Professional Publishing: Push Back and Grousing

March 1, 2019

The University of California is a foreign territory here in Harrod’s Creek. The nearest library harbors a few individuals who want to dive into the Commonwealth’s deep and thrilling history.

UC is different. For vendors pitching library centric products from smart shelving to digital copies of journals related to the fascinating insights into misbehaving cells, California UC is a very big deal. The reasons range from money to standing orders. Oh, that’s money too. Sorry.

I read “UC Terminates Subscriptions with World’s Largest Scientific Publisher in Push for Open Access to Publicly Funded Research.” This fine title means, “The library system will no longer pay professional publishers like Elsevier and others outrageous subscription fees about research funded by government research grants.

Okay.

The reason is that the cost of certain professional journals is brutal. To add to the irritation of high prices, authors have to pay the professional publishers to have their content in the journal. Then, the professional publishers ask “experts” to read these articles in order to maintain quality. Hey, it is cheaper to let unpaid “experts” read and comment instead of hiring an expensive subject matter expert. (How fresh are articles in professionally published math journals? Answer: Not very.)

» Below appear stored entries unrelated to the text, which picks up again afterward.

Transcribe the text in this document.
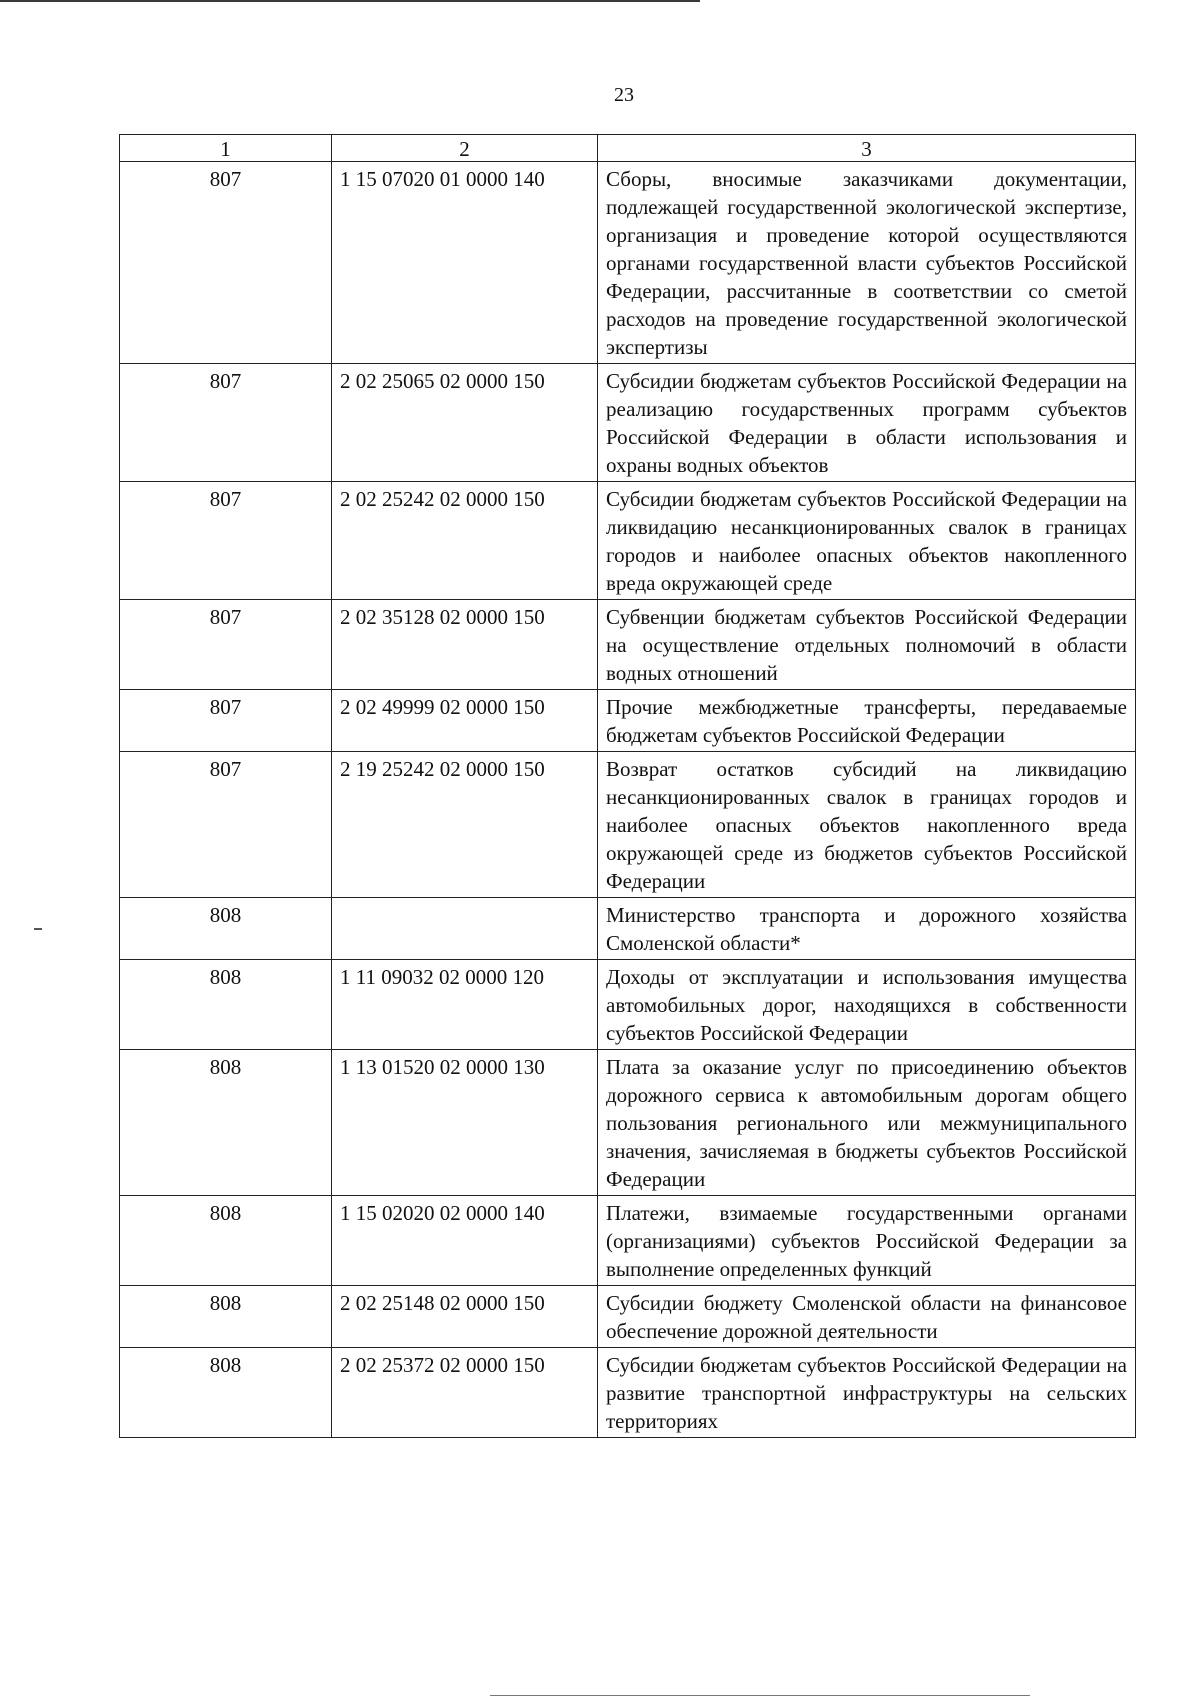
23
1	2	3
807	1 15 07020 01 0000 140	Сборы, вносимые заказчиками документации, подлежащей государственной экологической экспертизе, организация и проведение которой осуществляются органами государственной власти субъектов Российской Федерации, рассчитанные в соответствии со сметой расходов на проведение государственной экологической экспертизы
807	2 02 25065 02 0000 150	Субсидии бюджетам субъектов Российской Федерации на реализацию государственных программ субъектов Российской Федерации в области использования и охраны водных объектов
807	2 02 25242 02 0000 150	Субсидии бюджетам субъектов Российской Федерации на ликвидацию несанкционированных свалок в границах городов и наиболее опасных объектов накопленного вреда окружающей среде
807	2 02 35128 02 0000 150	Субвенции бюджетам субъектов Российской Федерации на осуществление отдельных полномочий в области водных отношений
807	2 02 49999 02 0000 150	Прочие межбюджетные трансферты, передаваемые бюджетам субъектов Российской Федерации
807	2 19 25242 02 0000 150	Возврат остатков субсидий на ликвидацию несанкционированных свалок в границах городов и наиболее опасных объектов накопленного вреда окружающей среде из бюджетов субъектов Российской Федерации
808		Министерство транспорта и дорожного хозяйства Смоленской области*
808	1 11 09032 02 0000 120	Доходы от эксплуатации и использования имущества автомобильных дорог, находящихся в собственности субъектов Российской Федерации
808	1 13 01520 02 0000 130	Плата за оказание услуг по присоединению объектов дорожного сервиса к автомобильным дорогам общего пользования регионального или межмуниципального значения, зачисляемая в бюджеты субъектов Российской Федерации
808	1 15 02020 02 0000 140	Платежи, взимаемые государственными органами (организациями) субъектов Российской Федерации за выполнение определенных функций
808	2 02 25148 02 0000 150	Субсидии бюджету Смоленской области на финансовое обеспечение дорожной деятельности
808	2 02 25372 02 0000 150	Субсидии бюджетам субъектов Российской Федерации на развитие транспортной инфраструктуры на сельских территориях
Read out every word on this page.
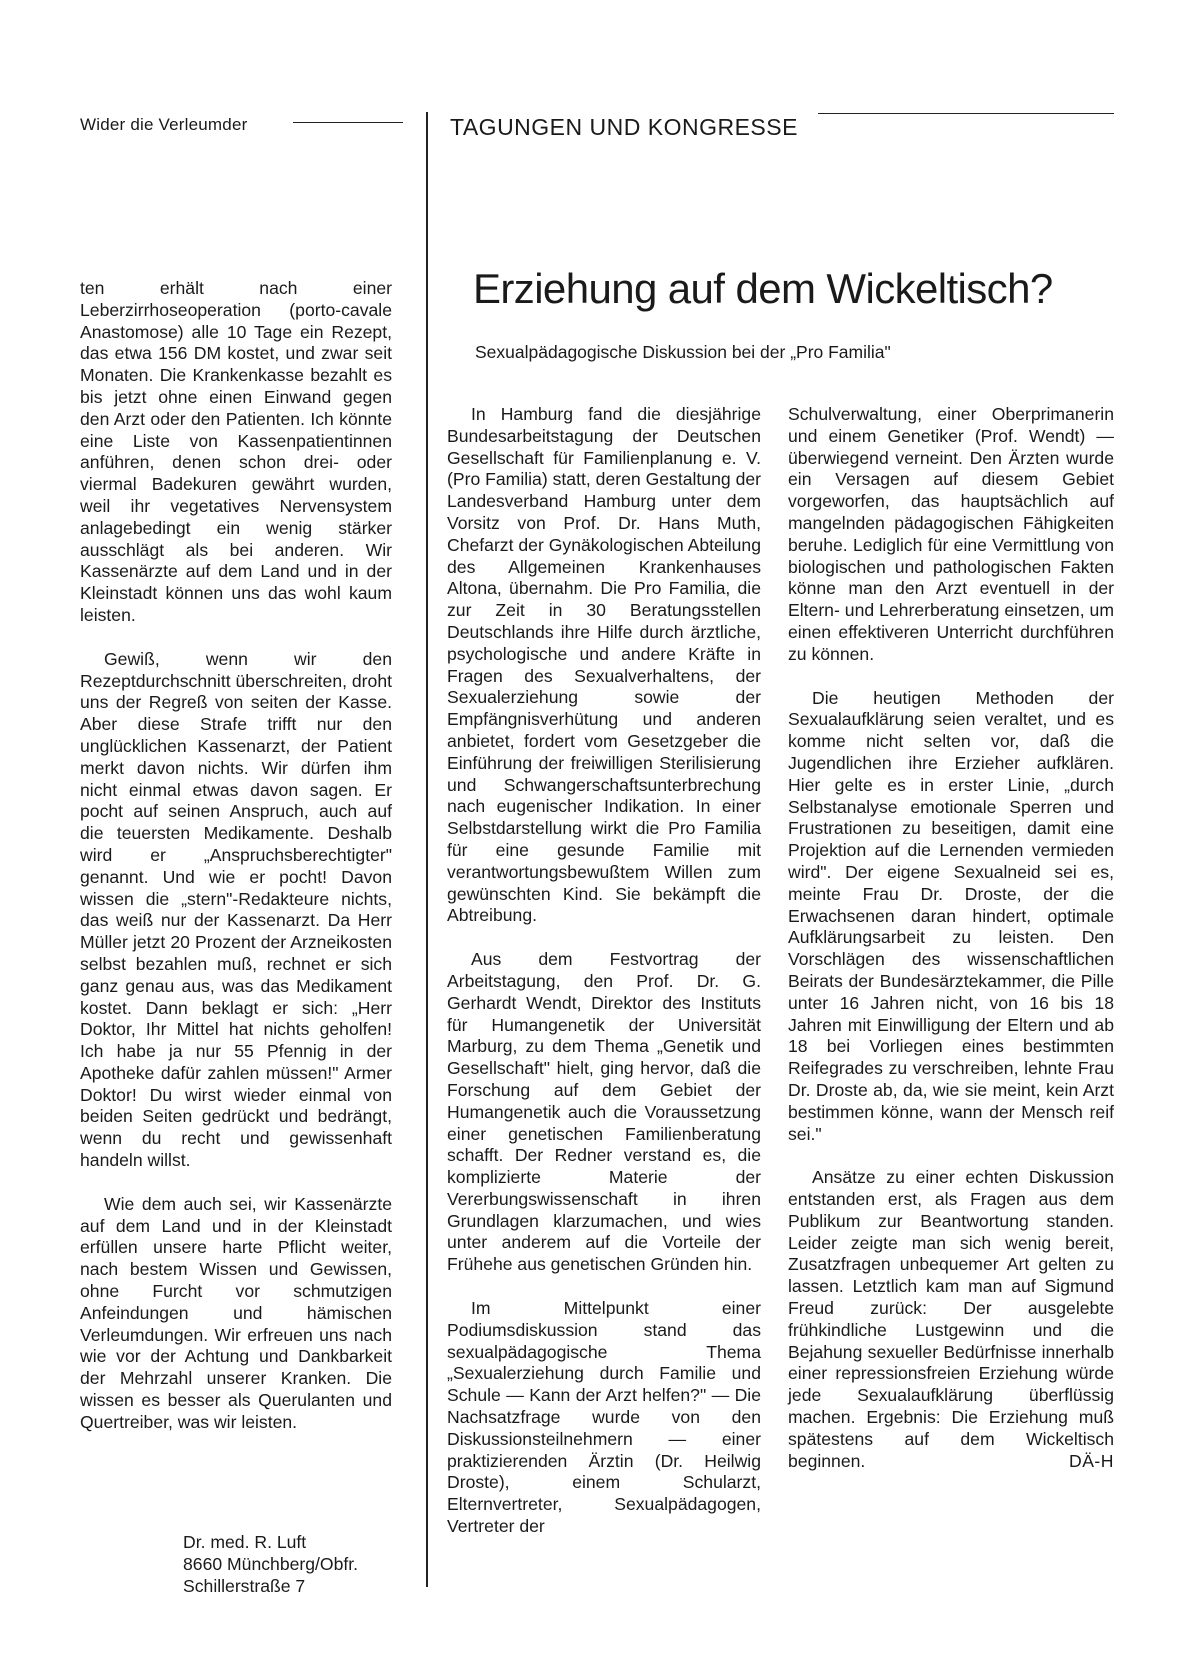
Wider die Verleumder	TAGUNGEN UND KONGRESSE
Erziehung auf dem Wickeltisch?
Sexualpädagogische Diskussion bei der „Pro Familia"

ten erhält nach einer Leberzirrhoseoperation (porto-cavale Anastomose) alle 10 Tage ein Rezept, das etwa 156 DM kostet, und zwar seit Monaten. Die Krankenkasse bezahlt es bis jetzt ohne einen Einwand gegen den Arzt oder den Patienten. Ich könnte eine Liste von Kassenpatientinnen anführen, denen schon drei- oder viermal Badekuren gewährt wurden, weil ihr vegetatives Nervensystem anlagebedingt ein wenig stärker ausschlägt als bei anderen. Wir Kassenärzte auf dem Land und in der Kleinstadt können uns das wohl kaum leisten.

Gewiß, wenn wir den Rezeptdurchschnitt überschreiten, droht uns der Regreß von seiten der Kasse. Aber diese Strafe trifft nur den unglücklichen Kassenarzt, der Patient merkt davon nichts. Wir dürfen ihm nicht einmal etwas davon sagen. Er pocht auf seinen Anspruch, auch auf die teuersten Medikamente. Deshalb wird er „Anspruchsberechtigter" genannt. Und wie er pocht! Davon wissen die „stern"-Redakteure nichts, das weiß nur der Kassenarzt. Da Herr Müller jetzt 20 Prozent der Arzneikosten selbst bezahlen muß, rechnet er sich ganz genau aus, was das Medikament kostet. Dann beklagt er sich: „Herr Doktor, Ihr Mittel hat nichts geholfen! Ich habe ja nur 55 Pfennig in der Apotheke dafür zahlen müssen!" Armer Doktor! Du wirst wieder einmal von beiden Seiten gedrückt und bedrängt, wenn du recht und gewissenhaft handeln willst.

Wie dem auch sei, wir Kassenärzte auf dem Land und in der Kleinstadt erfüllen unsere harte Pflicht weiter, nach bestem Wissen und Gewissen, ohne Furcht vor schmutzigen Anfeindungen und hämischen Verleumdungen. Wir erfreuen uns nach wie vor der Achtung und Dankbarkeit der Mehrzahl unserer Kranken. Die wissen es besser als Querulanten und Quertreiber, was wir leisten.

Dr. med. R. Luft
8660 Münchberg/Obfr.
Schillerstraße 7

In Hamburg fand die diesjährige Bundesarbeitstagung der Deutschen Gesellschaft für Familienplanung e. V. (Pro Familia) statt, deren Gestaltung der Landesverband Hamburg unter dem Vorsitz von Prof. Dr. Hans Muth, Chefarzt der Gynäkologischen Abteilung des Allgemeinen Krankenhauses Altona, übernahm. Die Pro Familia, die zur Zeit in 30 Beratungsstellen Deutschlands ihre Hilfe durch ärztliche, psychologische und andere Kräfte in Fragen des Sexualverhaltens, der Sexualerziehung sowie der Empfängnisverhütung und anderen anbietet, fordert vom Gesetzgeber die Einführung der freiwilligen Sterilisierung und Schwangerschaftsunterbrechung nach eugenischer Indikation. In einer Selbstdarstellung wirkt die Pro Familia für eine gesunde Familie mit verantwortungsbewußtem Willen zum gewünschten Kind. Sie bekämpft die Abtreibung.

Aus dem Festvortrag der Arbeitstagung, den Prof. Dr. G. Gerhardt Wendt, Direktor des Instituts für Humangenetik der Universität Marburg, zu dem Thema „Genetik und Gesellschaft" hielt, ging hervor, daß die Forschung auf dem Gebiet der Humangenetik auch die Voraussetzung einer genetischen Familienberatung schafft. Der Redner verstand es, die komplizierte Materie der Vererbungswissenschaft in ihren Grundlagen klarzumachen, und wies unter anderem auf die Vorteile der Frühehe aus genetischen Gründen hin.

Im Mittelpunkt einer Podiumsdiskussion stand das sexualpädagogische Thema „Sexualerziehung durch Familie und Schule — Kann der Arzt helfen?" — Die Nachsatzfrage wurde von den Diskussionsteilnehmern — einer praktizierenden Ärztin (Dr. Heilwig Droste), einem Schularzt, Elternvertreter, Sexualpädagogen, Vertreter der

Schulverwaltung, einer Oberprimanerin und einem Genetiker (Prof. Wendt) — überwiegend verneint. Den Ärzten wurde ein Versagen auf diesem Gebiet vorgeworfen, das hauptsächlich auf mangelnden pädagogischen Fähigkeiten beruhe. Lediglich für eine Vermittlung von biologischen und pathologischen Fakten könne man den Arzt eventuell in der Eltern- und Lehrerberatung einsetzen, um einen effektiveren Unterricht durchführen zu können.

Die heutigen Methoden der Sexualaufklärung seien veraltet, und es komme nicht selten vor, daß die Jugendlichen ihre Erzieher aufklären. Hier gelte es in erster Linie, „durch Selbstanalyse emotionale Sperren und Frustrationen zu beseitigen, damit eine Projektion auf die Lernenden vermieden wird". Der eigene Sexualneid sei es, meinte Frau Dr. Droste, der die Erwachsenen daran hindert, optimale Aufklärungsarbeit zu leisten. Den Vorschlägen des wissenschaftlichen Beirats der Bundesärztekammer, die Pille unter 16 Jahren nicht, von 16 bis 18 Jahren mit Einwilligung der Eltern und ab 18 bei Vorliegen eines bestimmten Reifegrades zu verschreiben, lehnte Frau Dr. Droste ab, da, wie sie meint, kein Arzt bestimmen könne, wann der Mensch reif sei."

Ansätze zu einer echten Diskussion entstanden erst, als Fragen aus dem Publikum zur Beantwortung standen. Leider zeigte man sich wenig bereit, Zusatzfragen unbequemer Art gelten zu lassen. Letztlich kam man auf Sigmund Freud zurück: Der ausgelebte frühkindliche Lustgewinn und die Bejahung sexueller Bedürfnisse innerhalb einer repressionsfreien Erziehung würde jede Sexualaufklärung überflüssig machen. Ergebnis: Die Erziehung muß spätestens auf dem Wickeltisch beginnen.	DÄ-H
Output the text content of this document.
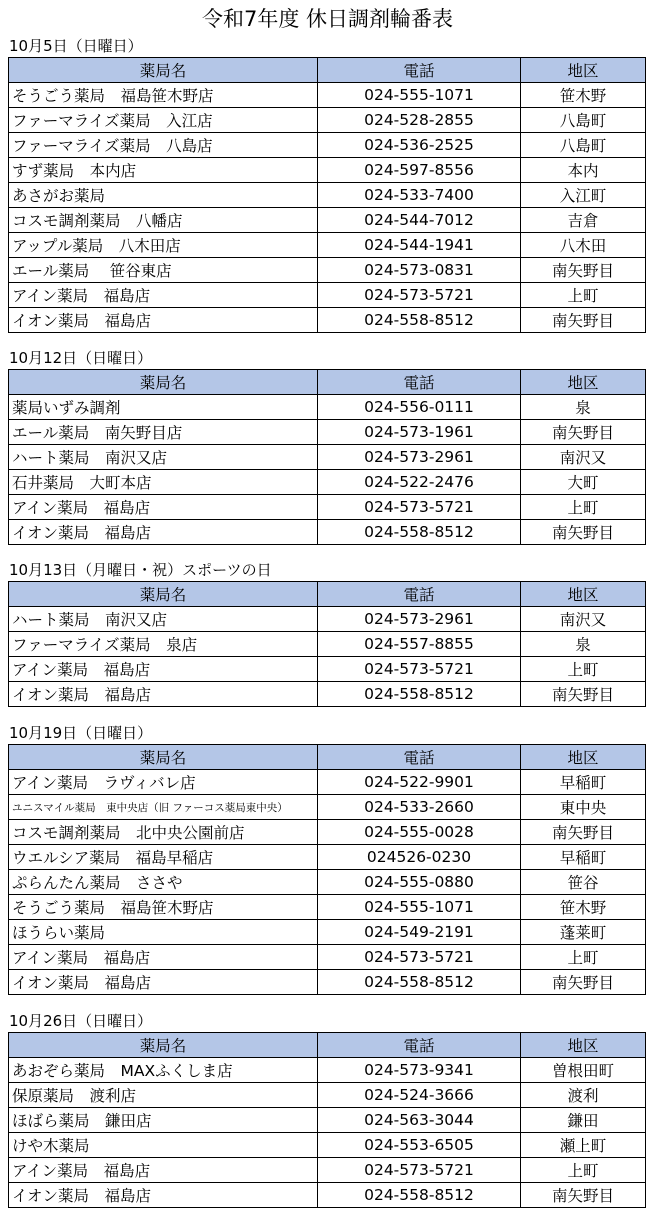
令和7年度 休日調剤輪番表
10月5日（日曜日）
薬局名	電話	地区
そうごう薬局　福島笹木野店	024-555-1071	笹木野
ファーマライズ薬局　入江店	024-528-2855	八島町
ファーマライズ薬局　八島店	024-536-2525	八島町
すず薬局　本内店	024-597-8556	本内
あさがお薬局	024-533-7400	入江町
コスモ調剤薬局　八幡店	024-544-7012	吉倉
アップル薬局　八木田店	024-544-1941	八木田
エール薬局　 笹谷東店	024-573-0831	南矢野目
アイン薬局　福島店	024-573-5721	上町
イオン薬局　福島店	024-558-8512	南矢野目
10月12日（日曜日）
薬局名	電話	地区
薬局いずみ調剤	024-556-0111	泉
エール薬局　南矢野目店	024-573-1961	南矢野目
ハート薬局　南沢又店	024-573-2961	南沢又
石井薬局　大町本店	024-522-2476	大町
アイン薬局　福島店	024-573-5721	上町
イオン薬局　福島店	024-558-8512	南矢野目
10月13日（月曜日・祝）スポーツの日
薬局名	電話	地区
ハート薬局　南沢又店	024-573-2961	南沢又
ファーマライズ薬局　泉店	024-557-8855	泉
アイン薬局　福島店	024-573-5721	上町
イオン薬局　福島店	024-558-8512	南矢野目
10月19日（日曜日）
薬局名	電話	地区
アイン薬局　ラヴィバレ店	024-522-9901	早稲町
ユニスマイル薬局　東中央店（旧 ファーコス薬局東中央）	024-533-2660	東中央
コスモ調剤薬局　北中央公園前店	024-555-0028	南矢野目
ウエルシア薬局　福島早稲店	024526-0230	早稲町
ぷらんたん薬局　ささや	024-555-0880	笹谷
そうごう薬局　福島笹木野店	024-555-1071	笹木野
ほうらい薬局	024-549-2191	蓬莱町
アイン薬局　福島店	024-573-5721	上町
イオン薬局　福島店	024-558-8512	南矢野目
10月26日（日曜日）
薬局名	電話	地区
あおぞら薬局　MAXふくしま店	024-573-9341	曽根田町
保原薬局　渡利店	024-524-3666	渡利
ほばら薬局　鎌田店	024-563-3044	鎌田
けや木薬局	024-553-6505	瀬上町
アイン薬局　福島店	024-573-5721	上町
イオン薬局　福島店	024-558-8512	南矢野目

What companies are likely to be hit in the pocketbook with this policy? Elsevier, for sure. Probably Wolters Kluwer, some units of Thomson Reuters, maybe sickly fish like Cambridge Scientific Abstracts and Ebsco too. Even outliers like Emerald could be affected but I am not sure if Emerald has a “must be published in” title.

The UC news release said:

Despite months of contract negotiations, Elsevier was unwilling to meet UC’s key goal: securing universal open access to UC research while containing the rapidly escalating costs associated with for-profit journals.

From my point of view, universities have fed the high costs of professional journals. Here’s how the big time academics stumbled into an MBA trap:

  1. Unpaid, unloved, and often wacky PhDs have to prove that their work is important as part of the elusive and possibly endangered “tenure” track
  2. The academics whip up research using even more needy graduate students
  3. The “research” is crafted into a journal article published by an Elsevier-type outfit
  4. The PhD, tenure and approbation seeking author or authors then pay for page proofs and corrections. This is a nice way of saying, “You write this crazy stuff, so pay for the typesetting.”
  5. The journal’s editor sends out the submitted “research” to subject matter experts. Some of whom may not be paid or given a free copy of the journal or an invitation to the publisher’s suite at an academic conference
  6. The “good” write ups are queued for publication
  7. The author buys copies of the article, prints off citations, prays for or induces someone to write a review. These are then provided to the appropriate tenure track committee
  8. The tenure committee then uses these “research” publications in “important” journals as evidence of the desperate PhD’s academic work.

Nifty.

What Elsevier type outfits have done is monetize this institutional, symbiotic process. The UC system wants to change the rules.

Will this method work? Yes, if other universities jump on the bandwagon and stay there. The problem is that Elsevier-type publications may have more influence over academic institutions than the individuals who work in the university bureaucracies?

Nifty, eh. Universities like the UC units set up a system which feeds back high prices in a loop the hapless PhDs cannot escape. Who wants to accept a blog post or a tweet as proof of excellence. Certainly few on a tenure committee are keen on this approach. There are standards to maintain.